The real question is: can a domain object be responsible for such a transformation, or would you not recommend it? I would avoid the ugly switch statement, but add complexity somewhere else.
Whilst I agree with Thomas, you might want to look at the following design patterns to see if they help you:
Vistor Pattern
Double-Dispatch Pattern
Builder Pattern
Strictly speaking, a domain object shouldn't be responsible for anything other than representing the domain. "Changing type" is clearly a technical issue and should be done by some kind of service class, to maintain a clear separation of concerns...
In order to gain the readability of
var message = eventInstance.AsMessage();
as well following the single responsibility principle, you could define AsMessage() as an extension method of the event type.

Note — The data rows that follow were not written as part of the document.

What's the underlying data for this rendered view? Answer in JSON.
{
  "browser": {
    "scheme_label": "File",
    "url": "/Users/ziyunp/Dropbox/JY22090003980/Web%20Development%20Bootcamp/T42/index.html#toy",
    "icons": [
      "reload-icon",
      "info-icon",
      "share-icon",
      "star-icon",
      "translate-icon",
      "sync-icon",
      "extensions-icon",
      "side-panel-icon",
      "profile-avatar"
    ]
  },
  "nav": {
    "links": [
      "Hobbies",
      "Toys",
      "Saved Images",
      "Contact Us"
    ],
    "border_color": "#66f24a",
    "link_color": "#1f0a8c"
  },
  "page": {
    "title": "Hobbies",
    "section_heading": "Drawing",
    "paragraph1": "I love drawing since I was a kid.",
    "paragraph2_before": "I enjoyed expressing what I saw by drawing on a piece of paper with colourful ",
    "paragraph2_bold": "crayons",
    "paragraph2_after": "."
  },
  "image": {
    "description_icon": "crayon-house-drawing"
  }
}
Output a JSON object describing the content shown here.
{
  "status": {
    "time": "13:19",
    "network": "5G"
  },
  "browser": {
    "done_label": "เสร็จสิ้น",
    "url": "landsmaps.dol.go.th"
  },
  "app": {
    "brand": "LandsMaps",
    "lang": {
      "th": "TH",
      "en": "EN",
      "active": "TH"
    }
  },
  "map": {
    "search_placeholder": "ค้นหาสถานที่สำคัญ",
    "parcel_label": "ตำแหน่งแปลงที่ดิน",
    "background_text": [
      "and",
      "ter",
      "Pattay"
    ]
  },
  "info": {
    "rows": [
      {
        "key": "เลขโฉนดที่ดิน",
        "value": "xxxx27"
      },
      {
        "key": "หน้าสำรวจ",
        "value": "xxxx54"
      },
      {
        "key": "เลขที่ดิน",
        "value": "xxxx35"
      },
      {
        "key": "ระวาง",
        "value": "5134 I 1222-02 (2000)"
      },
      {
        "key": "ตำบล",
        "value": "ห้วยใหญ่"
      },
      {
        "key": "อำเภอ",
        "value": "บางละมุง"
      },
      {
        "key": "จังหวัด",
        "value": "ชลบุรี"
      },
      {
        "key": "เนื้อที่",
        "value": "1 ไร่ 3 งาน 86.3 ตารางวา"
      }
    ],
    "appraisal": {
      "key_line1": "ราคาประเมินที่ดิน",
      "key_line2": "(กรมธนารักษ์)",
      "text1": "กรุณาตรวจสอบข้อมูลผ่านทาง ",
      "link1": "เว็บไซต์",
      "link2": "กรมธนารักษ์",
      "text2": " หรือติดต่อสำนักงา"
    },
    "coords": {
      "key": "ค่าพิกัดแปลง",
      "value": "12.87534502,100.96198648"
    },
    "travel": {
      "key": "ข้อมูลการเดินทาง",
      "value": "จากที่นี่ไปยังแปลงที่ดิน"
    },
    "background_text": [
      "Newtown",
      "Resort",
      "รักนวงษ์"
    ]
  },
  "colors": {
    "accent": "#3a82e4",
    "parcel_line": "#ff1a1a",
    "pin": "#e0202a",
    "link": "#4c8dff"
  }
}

There are few possible solutions. To use abstract factory:
public interface IMessageFactory
{
Message Create();
}
public class FirstMessageFactory : IMessageFactory
{
public Message Create()
{
//...
}
}
public class SomeService
{
private readonly IMessageFactory _factory;
public SomeService(IMessageFactory factory)
{
_factory = factory;
}
public void DoSomething()
{
var message = _factory.Create();
//...
}
}
Now you can wire IoC container to right factory for requested service.
To use Assembler which makes the transformation:
public interface IAssembler<TSource, TDestination>
{
TDestination Transform(TSource source);
}
This is quite similar to factory pattern, but if you are dependent on EventType, its possible to do it like:
public interface IAssembler<TEventType>
{
object Transform(object source);
}
I would encapsulate the logic into a separate Factory/Builder class, and use an extension method on Event to call the builder.
This would give you the best of both worlds.